How do we ensure fast and effective commercialisation of cleantech or waste minimisation technologies or Health IT technology adoption for that matter? These questions regularly play on my mind..and this weekend I came up with some new possible answers..
First some background though. Although I had never met the guy before, I ended up having a fascinating discussion with a visiting Professor / cosmologist / philosopher / computer science / maths whiz on the weekend…in Starbucks of all places!. That conversation (thanks John, I hope we meet again!) reminded me of a great lecture that I attended recently, given by an MIT professor. The subject: “From the Moon to Mars – implications for Space Suit design”.
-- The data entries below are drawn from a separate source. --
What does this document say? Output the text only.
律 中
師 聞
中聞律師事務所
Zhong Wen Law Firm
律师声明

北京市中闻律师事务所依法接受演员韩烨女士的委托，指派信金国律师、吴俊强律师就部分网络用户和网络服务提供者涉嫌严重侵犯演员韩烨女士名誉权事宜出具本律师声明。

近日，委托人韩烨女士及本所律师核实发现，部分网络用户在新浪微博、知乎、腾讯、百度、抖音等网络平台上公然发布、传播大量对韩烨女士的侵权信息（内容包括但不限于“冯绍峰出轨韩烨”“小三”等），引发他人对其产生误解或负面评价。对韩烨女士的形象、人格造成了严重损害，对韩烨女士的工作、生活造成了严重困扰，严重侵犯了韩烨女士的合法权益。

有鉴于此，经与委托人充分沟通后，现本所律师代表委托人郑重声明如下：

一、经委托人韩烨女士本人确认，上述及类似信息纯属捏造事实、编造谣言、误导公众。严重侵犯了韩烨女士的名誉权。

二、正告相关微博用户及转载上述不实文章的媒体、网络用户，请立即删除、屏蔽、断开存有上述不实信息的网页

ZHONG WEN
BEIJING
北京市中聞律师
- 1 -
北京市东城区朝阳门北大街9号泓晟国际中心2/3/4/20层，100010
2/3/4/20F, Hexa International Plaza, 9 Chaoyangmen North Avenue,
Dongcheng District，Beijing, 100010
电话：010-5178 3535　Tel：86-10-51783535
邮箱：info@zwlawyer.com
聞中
The main discussion was around the challenges that astronauts face in travelling to and from Mars over maybe 3 or 4 years! Although in theory the journey can be done in 130 days, Earth and Mars are only well aligned and near each other once every 26 months. So to go and return to Mars – with a little exploring thrown in – is a major trip. No popping into the BP gas station for a coffee either!!. Astronauts face challenges in terms of radiation exposure, changes in muscle tone and bone density, nutrition and mental health.
Although the speaker talked a little about all of these challenges, the main thrust of the lecture was on the design considerations for space suits in the future, given that astronauts will operate in much lower g for much of their journey, but then will be expected to explore, lift objects, and work in about 3/8th Earth’s gravity (on Mars) and vice versa on the return trip. That lead to an interesting discussion about how the brain learns how to adapt in zero g – throwing objects, use of muscles etc is all different. Lots of neck and upper body movement, more like a lizard or snake, much less use of the torso and legs. Intelligent exoskeleton type suits were discussed…and it was here that some of the technology transfer ideas came to light.
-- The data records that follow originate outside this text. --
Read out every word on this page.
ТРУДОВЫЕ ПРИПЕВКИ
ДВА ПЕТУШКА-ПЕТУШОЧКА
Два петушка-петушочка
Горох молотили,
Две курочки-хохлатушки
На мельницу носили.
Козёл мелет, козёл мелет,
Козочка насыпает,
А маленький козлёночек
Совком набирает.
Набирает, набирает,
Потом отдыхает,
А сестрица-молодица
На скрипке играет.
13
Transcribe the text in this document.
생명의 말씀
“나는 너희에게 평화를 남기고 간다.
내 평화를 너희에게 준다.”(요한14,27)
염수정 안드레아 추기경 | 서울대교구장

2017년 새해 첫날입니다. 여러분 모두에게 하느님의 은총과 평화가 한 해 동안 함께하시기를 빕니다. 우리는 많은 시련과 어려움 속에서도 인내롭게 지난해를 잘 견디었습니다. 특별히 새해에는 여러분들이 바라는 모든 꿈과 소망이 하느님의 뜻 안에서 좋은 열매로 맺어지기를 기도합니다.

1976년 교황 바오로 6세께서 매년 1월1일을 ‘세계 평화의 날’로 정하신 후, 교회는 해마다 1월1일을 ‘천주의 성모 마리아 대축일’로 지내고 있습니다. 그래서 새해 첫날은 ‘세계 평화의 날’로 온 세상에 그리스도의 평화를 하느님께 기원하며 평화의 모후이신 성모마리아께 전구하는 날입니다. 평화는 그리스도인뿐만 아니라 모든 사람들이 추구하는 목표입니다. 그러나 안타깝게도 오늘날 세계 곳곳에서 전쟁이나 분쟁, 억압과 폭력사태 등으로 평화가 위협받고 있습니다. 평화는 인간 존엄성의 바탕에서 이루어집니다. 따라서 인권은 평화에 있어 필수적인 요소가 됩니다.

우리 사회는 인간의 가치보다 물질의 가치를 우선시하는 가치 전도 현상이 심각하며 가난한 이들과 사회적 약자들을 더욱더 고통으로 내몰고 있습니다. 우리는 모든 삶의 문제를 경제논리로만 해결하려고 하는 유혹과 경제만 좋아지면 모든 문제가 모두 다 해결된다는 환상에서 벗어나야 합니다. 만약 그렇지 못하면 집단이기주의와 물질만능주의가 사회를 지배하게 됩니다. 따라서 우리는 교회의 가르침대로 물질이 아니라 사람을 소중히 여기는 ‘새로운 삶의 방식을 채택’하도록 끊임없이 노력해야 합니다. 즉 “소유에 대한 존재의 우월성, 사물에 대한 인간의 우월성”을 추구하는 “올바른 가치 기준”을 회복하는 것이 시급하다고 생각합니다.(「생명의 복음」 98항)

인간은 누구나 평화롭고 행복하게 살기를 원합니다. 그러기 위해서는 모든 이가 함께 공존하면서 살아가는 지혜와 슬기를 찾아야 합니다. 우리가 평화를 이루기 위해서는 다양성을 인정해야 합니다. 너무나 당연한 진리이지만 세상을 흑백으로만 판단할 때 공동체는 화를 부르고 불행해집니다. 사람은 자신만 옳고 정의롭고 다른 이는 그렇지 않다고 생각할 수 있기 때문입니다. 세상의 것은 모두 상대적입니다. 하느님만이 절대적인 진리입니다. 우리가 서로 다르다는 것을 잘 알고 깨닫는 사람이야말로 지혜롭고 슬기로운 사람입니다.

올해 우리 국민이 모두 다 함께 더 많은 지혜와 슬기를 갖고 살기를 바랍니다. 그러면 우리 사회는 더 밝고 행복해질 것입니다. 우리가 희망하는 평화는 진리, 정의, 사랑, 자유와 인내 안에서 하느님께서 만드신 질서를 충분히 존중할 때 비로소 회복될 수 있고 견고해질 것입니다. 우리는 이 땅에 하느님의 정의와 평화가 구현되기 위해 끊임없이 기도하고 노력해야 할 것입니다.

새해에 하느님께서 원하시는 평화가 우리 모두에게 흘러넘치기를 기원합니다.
For example, the speaker highlighted how the same technology that was being used to simulate the learning expriences of astronauts in zero g, and the ways that their motor-coordination could be trained and assisted, could also be used to help people suffering from the effects of celebral palsy here on Earth. And how examination of how our skin is layered and built up at a molecular level helps us to understand how to build spacesuits that can cope with the flexing and wear that our skin copes with so easily….
…and how changes in bone density and shape in lower gravity has learning implications for bone fractures amongst people here on Earth…
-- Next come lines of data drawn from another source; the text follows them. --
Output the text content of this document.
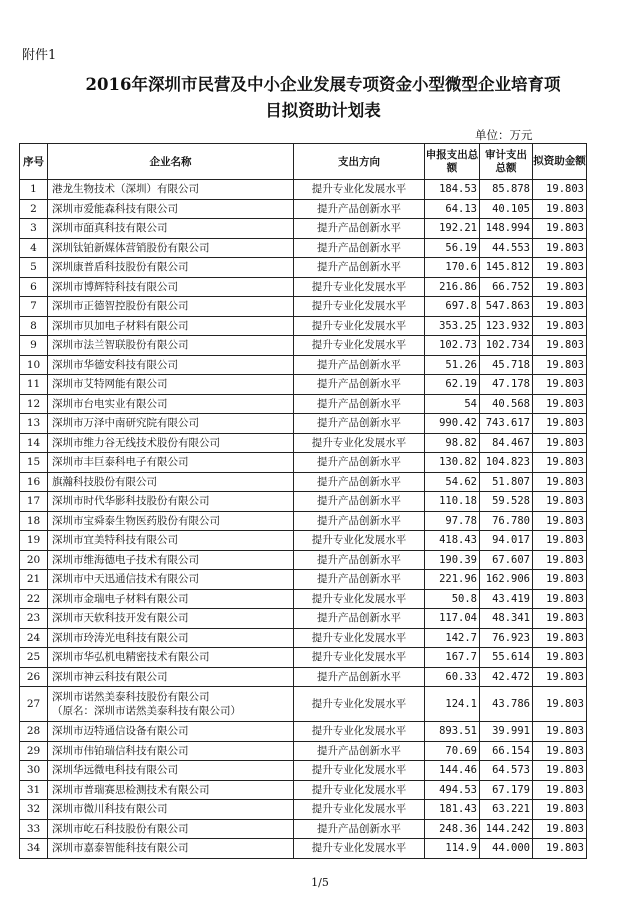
附件1
2016年深圳市民营及中小企业发展专项资金小型微型企业培育项
目拟资助计划表
单位：万元
序号	企业名称	支出方向	申报支出总额	审计支出总额	拟资助金额
1	港龙生物技术（深圳）有限公司	提升专业化发展水平	184.53	85.878	19.803
2	深圳市爱能森科技有限公司	提升产品创新水平	64.13	40.105	19.803
3	深圳市皕真科技有限公司	提升产品创新水平	192.21	148.994	19.803
4	深圳钛铂新媒体营销股份有限公司	提升产品创新水平	56.19	44.553	19.803
5	深圳康普盾科技股份有限公司	提升产品创新水平	170.6	145.812	19.803
6	深圳市博辉特科技有限公司	提升专业化发展水平	216.86	66.752	19.803
7	深圳市正德智控股份有限公司	提升专业化发展水平	697.8	547.863	19.803
8	深圳市贝加电子材料有限公司	提升专业化发展水平	353.25	123.932	19.803
9	深圳市法兰智联股份有限公司	提升专业化发展水平	102.73	102.734	19.803
10	深圳市华德安科技有限公司	提升产品创新水平	51.26	45.718	19.803
11	深圳市艾特网能有限公司	提升产品创新水平	62.19	47.178	19.803
12	深圳市台电实业有限公司	提升产品创新水平	54	40.568	19.803
13	深圳市万泽中南研究院有限公司	提升产品创新水平	990.42	743.617	19.803
14	深圳市维力谷无线技术股份有限公司	提升专业化发展水平	98.82	84.467	19.803
15	深圳市丰巨泰科电子有限公司	提升产品创新水平	130.82	104.823	19.803
16	旗瀚科技股份有限公司	提升产品创新水平	54.62	51.807	19.803
17	深圳市时代华影科技股份有限公司	提升产品创新水平	110.18	59.528	19.803
18	深圳市宝舜泰生物医药股份有限公司	提升产品创新水平	97.78	76.780	19.803
19	深圳市宜美特科技有限公司	提升专业化发展水平	418.43	94.017	19.803
20	深圳市维海德电子技术有限公司	提升产品创新水平	190.39	67.607	19.803
21	深圳市中天迅通信技术有限公司	提升产品创新水平	221.96	162.906	19.803
22	深圳市金瑞电子材料有限公司	提升专业化发展水平	50.8	43.419	19.803
23	深圳市天软科技开发有限公司	提升产品创新水平	117.04	48.341	19.803
24	深圳市玲涛光电科技有限公司	提升专业化发展水平	142.7	76.923	19.803
25	深圳市华弘机电精密技术有限公司	提升专业化发展水平	167.7	55.614	19.803
26	深圳市神云科技有限公司	提升产品创新水平	60.33	42.472	19.803
27	深圳市诺然美泰科技股份有限公司
（原名：深圳市诺然美泰科技有限公司）	提升专业化发展水平	124.1	43.786	19.803
28	深圳市迈特通信设备有限公司	提升专业化发展水平	893.51	39.991	19.803
29	深圳市伟铂瑞信科技有限公司	提升产品创新水平	70.69	66.154	19.803
30	深圳华远微电科技有限公司	提升专业化发展水平	144.46	64.573	19.803
31	深圳市普瑞赛思检测技术有限公司	提升专业化发展水平	494.53	67.179	19.803
32	深圳市微川科技有限公司	提升专业化发展水平	181.43	63.221	19.803
33	深圳市屹石科技股份有限公司	提升产品创新水平	248.36	144.242	19.803
34	深圳市嘉泰智能科技有限公司	提升专业化发展水平	114.9	44.000	19.803
1/5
..and how novel engineering designs to create lightweight transport vehicles for use on the surface of Mars using (mainly) upper body strength and arms had direct implications for high performance tricycles that partially disabled people were using to compete in marathons here on Earth.
Great stuff – and not something that immediately comes to mind perhaps. I’m already a fan of space exploration, but suddenly some of the spin-off benefits became clearer.
Which leads on to one other point that stuck in my mind that the speaker made: innovation (and I suggest, the type of technology transfer that has really significant impact) only happens in great leaps and bounds when creative minds that are prepared to challenge the status quo are allowed to play and try new things out. Imitation or step by step incremental improvement rarely leads to ‘a great leap forward’.
Back to the MIT speaker: himself an academic, he went on to say how important it is to maintain that creative, playful dimension in research – and I agree – even though this perhaps goes against the grain of research programmes that often take someone elses work a little step further.
I was reminded of all of this during a conversation with someone from an economical development agency on an earlier occasion. What can these agencies do to encourage investment, R&D and technology transfer?. A logical approach might be to develop databases of common research topics, build labs, and commercialisation teams. Hmmm. Maybe. But perhaps what we really need is a few artists, and some creative types too?. I think it would be interesting to give a disparate group of individuals from a range of different backgrounds some pointy research problems to solve, give them a time limit, the freedom to play, and see what happens….after all, Penicillin, X-rays, the principal of vaccination, the atomic nucleus, and Teflon were all discovered ‘by accident’ in some way or another…so why not give some creatives a shot? Maybe thats what we need for effective Health IT technology adoption, or the commercialisation of cleantech or waste minimisation technologies.
A further question..for another post..might be around the attributes of an ideal team to commercialise these newly discovered items of technical wizardry….?!